Let me try to answer the question, and please ask another question if you so desire.
First, I'm not really familiar with Nortel, but I will make the difference based on what I know. One of our objectives here, from day one, is to protect the pension interests of our retirees and active employees. You'll see, once we announce our pension resolution, that it is quite significantly different from many other restructurings in Canada, and in fact protects workers rights to a degree that I don't think is common in the CCAA process.
Second, specifically to the management team of the company, we are participating in the cost reduction initiative, first through significant reduction in total management of the company in terms of head count. As I mentioned, we've reduced it by some 50%. The management team has received no wage increase for the last four years. The management team volunteered not to take any incentive payments during the restructuring process. To compare that with what Nortel's management actually did, they paid themselves incentives while in restructuring, and we have not done that. In 2008, under the terms of the agreement the management team had earned a synergy bonus, and the management team refused to accept the synergy bonus and did not take that payment. Finally, the management team at the senior level has agreed to a 15% wage reduction as part of this restructuring plan, as approved by the creditors.
I would point out that the incentive you mentioned has not been paid. It is an incentive that will be paid at the discretion of the new board of directors, subject to successful emergence from CCAA and chapter 11 in the U.S. and Canada.
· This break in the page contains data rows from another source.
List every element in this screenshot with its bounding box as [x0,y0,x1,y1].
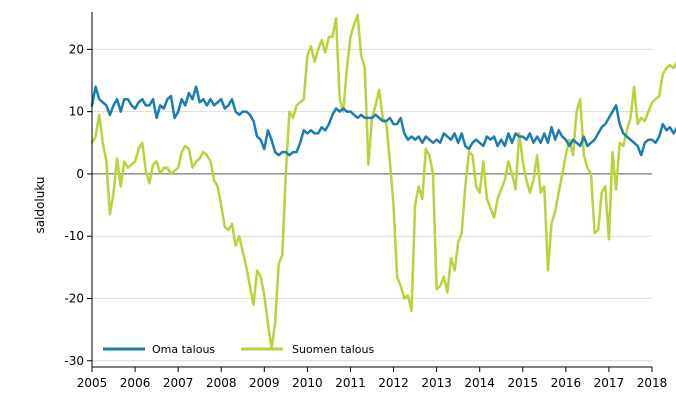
legend-label: Oma talous [152,343,215,356]
y-tick-label: 20 [69,42,84,56]
x-tick-label: 2010 [292,376,323,390]
series-line-oma-talous [90,85,676,157]
y-tick-labels: -30 -20 -10 0 10 20 [64,42,92,368]
x-tick-label: 2017 [594,376,625,390]
legend: Oma talous Suomen talous [103,343,374,356]
y-tick-label: 10 [69,105,84,119]
x-tick-label: 2005 [77,376,108,390]
x-tick-label: 2016 [551,376,582,390]
x-tick-labels: 2005 2006 2007 2008 2009 2010 2011 2012 2013 2014… [77,367,668,390]
x-tick-label: 2006 [120,376,151,390]
y-tick-label: -30 [64,354,84,368]
x-tick-label: 2009 [249,376,280,390]
x-tick-label: 2012 [378,376,409,390]
x-tick-label: 2013 [421,376,452,390]
legend-label: Suomen talous [292,343,374,356]
y-tick-label: -20 [64,291,84,305]
x-tick-label: 2008 [206,376,237,390]
y-axis-title: saldoluku [33,176,47,233]
y-tick-label: -10 [64,229,84,243]
series-lines [90,13,676,350]
x-tick-label: 2011 [335,376,366,390]
axes [91,12,652,368]
x-tick-label: 2015 [507,376,538,390]
y-tick-label: 0 [76,167,84,181]
x-tick-label: 2007 [163,376,194,390]
gridlines [92,48,652,362]
x-tick-label: 2014 [464,376,495,390]
x-tick-label: 2018 [637,376,668,390]
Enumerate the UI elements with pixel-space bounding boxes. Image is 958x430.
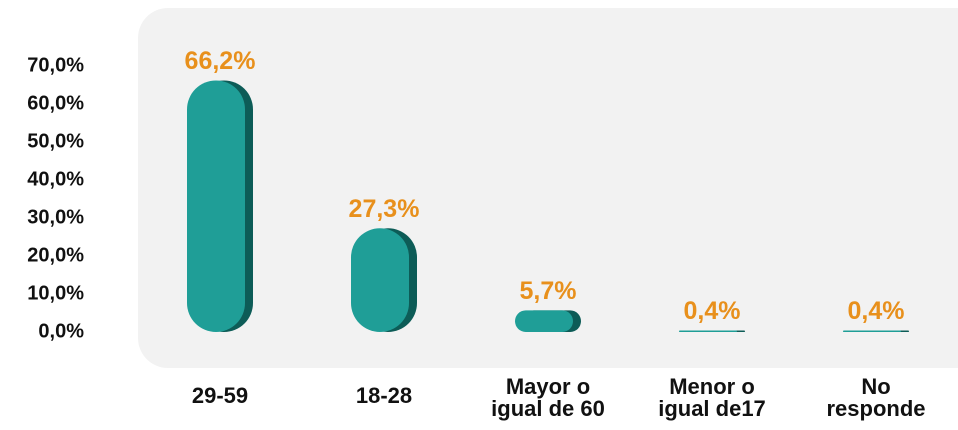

A final comment is that one of the principles of the incentive plan was that we are spending $12 million a month in fees to lawyers, accountants, advisers, bankers—a whole list of people—so it seemed reasonable, from our creditors' point of view, to incent management to get this process over with merely on the fact that we're spending some $12 million per month, every month we're in this process. It seemed to be a reasonable business proposition to get the process over with and get out, and our creditors have supported that.